Time magazine reports that politicians on both side of the aisle are retiring Global War on Terror (GWOT) from their sound-bite vocabularies because it is so closely connected to the the Bush administration's failing foreign policy and does not accurately reflect what is going on with respect to the war we are actually waging in Iraq. We have to, pardon the expression, redefine the "terror-tory."

A quick walk down memory lane reminds me that wars on or against anything seldom seem to have the intended outcomes that were expected by their slogan-minters. Reagan, Bush, Clinton's War against Drugs and Johnson's War on Poverty did not rid the country or the world of either of those two things. World War I certainly did not prevent World War II. The Six Day War certainly has not prevented subsequent much longer in duration upheavals in the Middle East.

Recently John Edwards at the South Carolina Democratic Debate did not raise his hand when Brian Williams asked "Show of hands question: Do you believe there is such a thing as a global war on terror?"

Edwards is quoted in the Time article as saying "This political language has created a frame that is not accurate and that Bush and his gang have used to justify anything they want to do. It's been used to justify a whole series of things that are not justifiable, ranging from the war in Iraq, to torture, to violation of the civil liberties of Americans, to illegal spying on Americans. Anyone who speaks out against these things is treated as unpatriotic. I also think it suggests that there's a fixed enemy that we can defeat with just a military campaign. I just don't think that's true."

What is true is that there are very bad people in the world doing very bad things for very bad reasons. The problem for our politicians and for us is: we can't say our country isn't part of the problem. When we say we need to put more missiles aka "weapon systems" in Eastern Europe and add new and improved nuclear warheads aka "Reliable Replacement Warheads" to our arsenal, it doesn't sound like the US government is solving the problem of global terror, particularly if you live in a country that might be on the receiving end.
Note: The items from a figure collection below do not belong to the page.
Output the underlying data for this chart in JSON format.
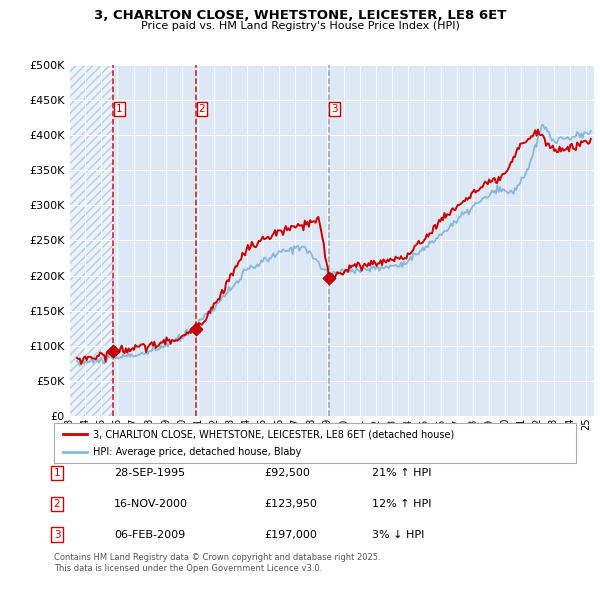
{
  "title_line1": "3, CHARLTON CLOSE, WHETSTONE, LEICESTER, LE8 6ET",
  "title_line2": "Price paid vs. HM Land Registry's House Price Index (HPI)",
  "legend_red": "3, CHARLTON CLOSE, WHETSTONE, LEICESTER, LE8 6ET (detached house)",
  "legend_blue": "HPI: Average price, detached house, Blaby",
  "transactions": [
    {
      "num": 1,
      "date": "28-SEP-1995",
      "price": 92500,
      "pct": "21%",
      "dir": "↑",
      "year": 1995.75
    },
    {
      "num": 2,
      "date": "16-NOV-2000",
      "price": 123950,
      "pct": "12%",
      "dir": "↑",
      "year": 2000.88
    },
    {
      "num": 3,
      "date": "06-FEB-2009",
      "price": 197000,
      "pct": "3%",
      "dir": "↓",
      "year": 2009.1
    }
  ],
  "footnote_line1": "Contains HM Land Registry data © Crown copyright and database right 2025.",
  "footnote_line2": "This data is licensed under the Open Government Licence v3.0.",
  "bg_color": "#dce8f5",
  "hatch_color": "#b8cce0",
  "red_color": "#cc0000",
  "blue_color": "#88b4d8",
  "ylim": [
    0,
    500000
  ],
  "xlim_start": 1993.0,
  "xlim_end": 2025.5,
  "hatch_end": 1995.75,
  "xtick_years": [
    1993,
    1994,
    1995,
    1996,
    1997,
    1998,
    1999,
    2000,
    2001,
    2002,
    2003,
    2004,
    2005,
    2006,
    2007,
    2008,
    2009,
    2010,
    2011,
    2012,
    2013,
    2014,
    2015,
    2016,
    2017,
    2018,
    2019,
    2020,
    2021,
    2022,
    2023,
    2024,
    2025
  ]
}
Tracy Chapman said, "why are our missiles called 'peacekeepers' when they aimed to kill?" We need a new vocabulary that does not refer to killing innocent people as "collateral damage" and invading or bombing a sovereign nation as a "pre-emptive strike." Most importantly we should not call our feelings of helplessness and fear -- "supporting the troops." There is a global war of terror, but the terror is largely within each of us.

This is the war we should be fighting and it is the only one that can be won by peaceful means.